The Sun Sea is the second ship carrying Tamils to arrive in Canada in less than a year. Based on what happened in 2009, most of the Tamils will be released "into the community", most will apply for refugee status, and most will get it — whatever their provenance.

In fact, Canada has experienced several Boat People incidents since the 1980s. (That we know of — more have been rumored). In 1999, the arrival of four ships carrying Chinese migrants in hock to the Triads threatened to become a political crisis before popular outcry before we were instructed (by Liberal Immigration Minister Elinor Caplan) how "racist" we were. But given Prime Minister Stephen Harper’s ostensible commitment to the "war on terror," why didn’t the Canadian government stop the Tamils before they entered Canadian waters? After all, Australia did for years, and recently resumed this policy again.

Two reasons: one legal, one moral (or at least political):

Writing in the leftwing Vancouver paper, The Tyee, University of British Columbia law professor Michael Byers claims: "Jason Kenney, the Minister for Citizenship, Immigration and Multiculturalism, frequently refers to the SS St. Louis as an example of how racist attitudes colored the policies of previous Canadian governments."[Why Tamil Boat People Should Be Let into Canada | Remember the Komagata Maru — and our leaders' recent apologies, July 19 2010]

Canada has apologized repeatedly for the St. Louis for decades. Harper apologized for Komagata Maru at a Sikh festival in 2008, and Kenney doled out $2.5 million in memorial funding. Prof. Byers concluded,

"Harper and Kenney’s…contrition with respect to the Komagata Maru and SS St. Louis might be rooted in genuine humanitarianism, or be part of a cynical effort to attract Sikh and Jewish votes. Either way, it ties their hands with respect to Tamil boat people. The law allows for options; the principle of consistency does not."

For some reason, apparently, this does not does apply to Australia.

What do the Canadian people have to say about this? It doesn’t matter. Their opinion is irrelevant. Stephen Harper, his minority government status notwithstanding, is as absolute as a French king under the ancien regime.

Can a country even be said to be sovereign if it abjures responsibility for its borders? Ask President Obama!

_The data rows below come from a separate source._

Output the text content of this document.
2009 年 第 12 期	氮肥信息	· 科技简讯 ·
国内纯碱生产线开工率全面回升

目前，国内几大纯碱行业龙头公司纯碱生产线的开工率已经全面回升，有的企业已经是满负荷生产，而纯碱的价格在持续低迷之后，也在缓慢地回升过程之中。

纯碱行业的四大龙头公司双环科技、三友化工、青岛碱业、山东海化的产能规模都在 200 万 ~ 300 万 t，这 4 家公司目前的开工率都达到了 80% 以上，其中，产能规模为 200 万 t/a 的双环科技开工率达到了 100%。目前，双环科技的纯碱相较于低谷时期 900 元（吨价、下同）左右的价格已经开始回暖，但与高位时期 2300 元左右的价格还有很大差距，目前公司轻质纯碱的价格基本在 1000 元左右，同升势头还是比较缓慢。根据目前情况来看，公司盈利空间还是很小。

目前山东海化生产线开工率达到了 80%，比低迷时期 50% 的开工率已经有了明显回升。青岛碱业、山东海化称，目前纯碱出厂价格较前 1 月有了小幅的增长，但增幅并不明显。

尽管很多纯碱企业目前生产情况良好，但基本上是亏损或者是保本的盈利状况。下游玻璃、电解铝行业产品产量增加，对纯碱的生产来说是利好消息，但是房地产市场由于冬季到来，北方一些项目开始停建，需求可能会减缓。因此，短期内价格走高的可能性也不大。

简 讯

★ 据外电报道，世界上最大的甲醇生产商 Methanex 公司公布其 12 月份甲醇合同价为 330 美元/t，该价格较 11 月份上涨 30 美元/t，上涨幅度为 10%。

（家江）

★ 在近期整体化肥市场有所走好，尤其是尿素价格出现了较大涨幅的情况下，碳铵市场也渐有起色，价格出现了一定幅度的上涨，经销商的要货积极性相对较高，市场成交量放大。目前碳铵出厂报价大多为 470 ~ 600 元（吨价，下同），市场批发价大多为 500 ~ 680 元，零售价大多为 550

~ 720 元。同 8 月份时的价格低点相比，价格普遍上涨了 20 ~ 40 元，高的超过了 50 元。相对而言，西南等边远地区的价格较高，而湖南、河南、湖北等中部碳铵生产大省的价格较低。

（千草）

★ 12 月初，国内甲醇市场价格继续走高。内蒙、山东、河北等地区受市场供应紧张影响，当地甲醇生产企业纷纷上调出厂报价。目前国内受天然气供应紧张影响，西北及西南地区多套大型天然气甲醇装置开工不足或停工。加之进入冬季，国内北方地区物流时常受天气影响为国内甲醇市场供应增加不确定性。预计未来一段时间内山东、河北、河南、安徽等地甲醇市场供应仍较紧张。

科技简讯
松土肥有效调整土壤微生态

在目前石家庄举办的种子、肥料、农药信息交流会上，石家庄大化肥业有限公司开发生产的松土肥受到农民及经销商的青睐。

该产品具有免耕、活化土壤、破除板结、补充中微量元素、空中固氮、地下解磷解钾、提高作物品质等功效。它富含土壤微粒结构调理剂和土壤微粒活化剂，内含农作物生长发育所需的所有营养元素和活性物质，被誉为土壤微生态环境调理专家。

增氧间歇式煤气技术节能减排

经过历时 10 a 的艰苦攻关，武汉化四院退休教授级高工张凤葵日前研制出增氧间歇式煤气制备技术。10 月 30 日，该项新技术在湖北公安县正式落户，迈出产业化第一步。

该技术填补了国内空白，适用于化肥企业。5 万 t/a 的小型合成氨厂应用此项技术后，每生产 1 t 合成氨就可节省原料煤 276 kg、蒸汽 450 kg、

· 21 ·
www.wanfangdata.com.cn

But note Obama has a good partisan reason for erasing the border between America and Mexico. More Hispanics mean more Democrat victories. But the Canadian Tamil diaspora, estimated at 250,000 — there are only 100,000 in neighboring India, which is only 50 miles from Sri Lanka! — supports the Liberal Party, not Harper’s Conservative Party. Some 20,000 are reportedly Liberal Party members. Prominent Liberals, up to and including former Prime Minister Paul Martin, have appeared at rallies hosted by Tiger front groups and flying the Tiger flag.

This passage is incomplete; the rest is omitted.